第29回 「神宮が呼んでいる」の巻


 さしもの猛暑も去り、寒いという言葉さえ口に出るような気候になってきました。芸術の秋、スポーツの秋、食欲の秋の到来ですが、私の中では10月というと、野球の占めるウエイトが大きい月です。秋晴れの下での日本シリーズというのが私の思い描く典型的な10月の風景でして、王選手が阪急の山田投手から放った逆転サヨナラホームランのシーンなど、今でも目に焼き付いています。カナダ勤務の一年目に、大リーグのポストシーズンにもはまってしまいました。当時常勝だったニューヨーク・ヤンキースを新進のアリゾナ・ダイヤモンドバックスが最終戦のサヨナラ勝ちで振り切ってワールドシリーズを制覇するまでの戦いは、9月11日の同時多発テロ事件後の重苦しさをつかの間ではありますが忘れさせてくれる面白さでした。以来、10月の週末は大リーグのポストシーズンを見ることが習慣になりました。そして今年の10月、俄然、はまってきたものが東京六大学野球です。

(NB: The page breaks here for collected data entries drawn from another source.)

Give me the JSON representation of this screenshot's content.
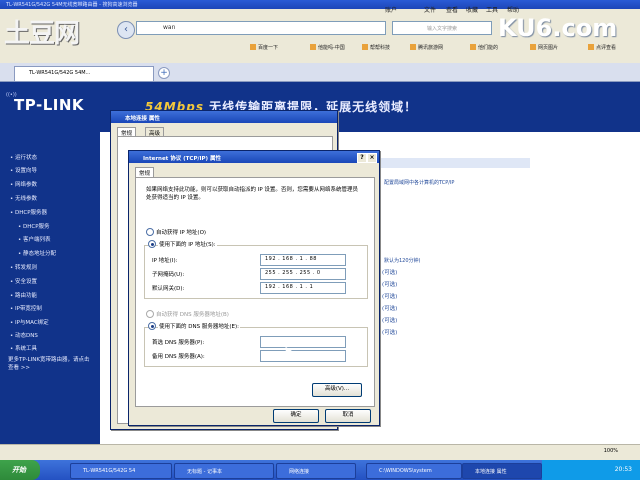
{
  "browser": {
    "window_title": "TL-WR541G/542G 54M无线宽带路由器 - 搜狗高速浏览器",
    "menus": [
      "账户",
      "文件",
      "查看",
      "收藏",
      "工具",
      "帮助"
    ],
    "address": "wan",
    "search_placeholder": "输入文字搜索",
    "favorites": [
      "百度一下",
      "他能吗-中国",
      "帮帮科技",
      "腾讯旅游网",
      "他们能的",
      "网页图片",
      "点评查看"
    ],
    "tab_label": "TL-WR541G/542G 54M...",
    "watermark_left": "土豆网",
    "watermark_right": "KU6.com"
  },
  "router": {
    "brand": "TP-LINK",
    "slogan_speed": "54Mbps",
    "slogan": "无线传输距离提限，延展无线领域！",
    "nav": [
      {
        "label": "• 运行状态",
        "sub": false
      },
      {
        "label": "• 设置向导",
        "sub": false
      },
      {
        "label": "• 网络参数",
        "sub": false
      },
      {
        "label": "• 无线参数",
        "sub": false
      },
      {
        "label": "• DHCP服务器",
        "sub": false
      },
      {
        "label": "• DHCP服务",
        "sub": true
      },
      {
        "label": "• 客户端列表",
        "sub": true
      },
      {
        "label": "• 静态地址分配",
        "sub": true
      },
      {
        "label": "• 转发规则",
        "sub": false
      },
      {
        "label": "• 安全设置",
        "sub": false
      },
      {
        "label": "• 路由功能",
        "sub": false
      },
      {
        "label": "• IP带宽控制",
        "sub": false
      },
      {
        "label": "• IP与MAC绑定",
        "sub": false
      },
      {
        "label": "• 动态DNS",
        "sub": false
      },
      {
        "label": "• 系统工具",
        "sub": false
      }
    ],
    "side_help": "更多TP-LINK宽带路由器，请点击查看 >>",
    "help_line1": "配置局域网中各计算机的TCP/IP",
    "help_line2": "",
    "option_links": [
      "(可选)",
      "(可选)",
      "(可选)",
      "(可选)",
      "(可选)",
      "(可选)"
    ],
    "help_line3": "默认为120分钟)"
  },
  "dialog_back": {
    "title": "本地连接 属性",
    "tabs": [
      "常规",
      "高级"
    ]
  },
  "dialog_front": {
    "title": "Internet 协议 (TCP/IP) 属性",
    "tab": "常规",
    "intro": "如果网络支持此功能，则可以获取自动指派的 IP 设置。否则，您需要从网络系统管理员处获得适当的 IP 设置。",
    "radio_auto_ip": "自动获得 IP 地址(O)",
    "radio_manual_ip": "使用下面的 IP 地址(S):",
    "label_ip": "IP 地址(I):",
    "value_ip": "192 . 168 .  1  . 88",
    "label_mask": "子网掩码(U):",
    "value_mask": "255 . 255 . 255 .  0",
    "label_gateway": "默认网关(D):",
    "value_gateway": "192 . 168 .  1  .  1",
    "radio_auto_dns": "自动获得 DNS 服务器地址(B)",
    "radio_manual_dns": "使用下面的 DNS 服务器地址(E):",
    "label_dns1": "首选 DNS 服务器(P):",
    "label_dns2": "备用 DNS 服务器(A):",
    "advanced_button": "高级(V)...",
    "ok_button": "确定",
    "cancel_button": "取消"
  },
  "taskbar": {
    "start": "开始",
    "items": [
      "TL-WR541G/542G 54",
      "无标题 - 记事本",
      "网络连接",
      "C:\\WINDOWS\\system",
      "本地连接 属性"
    ],
    "status_zoom": "100%",
    "clock": "20:53"
  }
}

 これまで一度も見に行ったことがなかった六大学野球ですが、今季が、4年前の甲子園のヒーロー斎藤投手の最後のシーズンなので、彼が投げるであろう東大・早大1回戦を見に行こうと思っていたところ、調べると、3年前の甲子園でまさかの逆転満塁ホームランを打たれて準優勝に終わった広陵高校の野村投手が明大のエースだということがわかり、暑さの残る9月18日の東大・明大1回戦を見に行ったのが、初めての六大学体験。前週の慶応との初戦での0対15みたいな大敗でなければ良いがとやや祈るような気持ちで臨みましたが、途中まではなかなか締まった試合。野村投手からは点を取れませんでしたが、リリーフ投手からは待望の得点(前週の慶応戦では2試合とも零封負け)を挙げ、結果は2対5。負けはしましたが、青空の下、気持ちよく観戦でき、試合後の応援部同士のエールの交換もすがすがしく聞きました。


 そして、先週末、東大・早大1回戦へ。斎藤投手が必ず投げるよと家内を誘い、連れ立って爽やかな秋晴れの神宮球場へ。早大にいきなり満塁と詰め寄られた初回は何とか乗り切ったものの、2回、3回と1点ずつ取られてしまいました。ところが何と3回裏にタイムリー2本で同点に。(前回の明大戦と同様、一方的でない良い試合になりそうで良かった。)というのがこの時点の気持ち。そして6回裏に勝ち越しタイムリー。(斎藤投手を打ってリードするなんて!しかし、あと3回あるしなあ。)さらに、8回裏にリリーフ投手の暴投で4点目が。(これは勝てるのではないか。)9回表、1死1塁で強い当たりのショートゴロ、6-4-3のゲッツー!「やったー!!」と大声を上げて立ち上がり、万歳してしまいました。応援の御礼に整列した選手達に「良くやった!」「明日も頼むぞ!」といった声を次々とかけるスタンドの東大応援者は皆、感激の面持ちでした。私自身、感動に包まれたまま、夕焼け空の下、応援歌を歌い、エールの交換を聞いているうちに、母校への愛着が深まってゆくのを感じていました。


 その夜、勝利を祝しての乾杯をしながら家内とスポーツ談義をしましたが、彼女の「人間のポテンシャルってそんなに違わないのではないかしら。」という言葉が特に心に残りました。確かにそうなのかもしれません。本人自身の努力と他者からの導きや支えが、人間のポテンシャルを開花させることに大きな影響を与えるのでしょう。野球では無名の高校出身者ばかりながら、プロ入りするような選手を擁するチームに勝ち、試合後は大型バスで引き上げていく他大学と違って、外苑前から地下鉄で帰っていく東大野球部の選手たち、すっかりにわかファンになってしまいました。翌日は早大との2回戦を一人で応援に行き、選抜優勝投手の福井投手からいきなり2点を先制して盛り上がりましたが、前日には無かった守備の乱れと四球連発で逆転負けを喫しました。勝利の女神を同行しなかったのがいけなかったのでしょうか。さあ、残る立教戦と法政戦も神宮へ。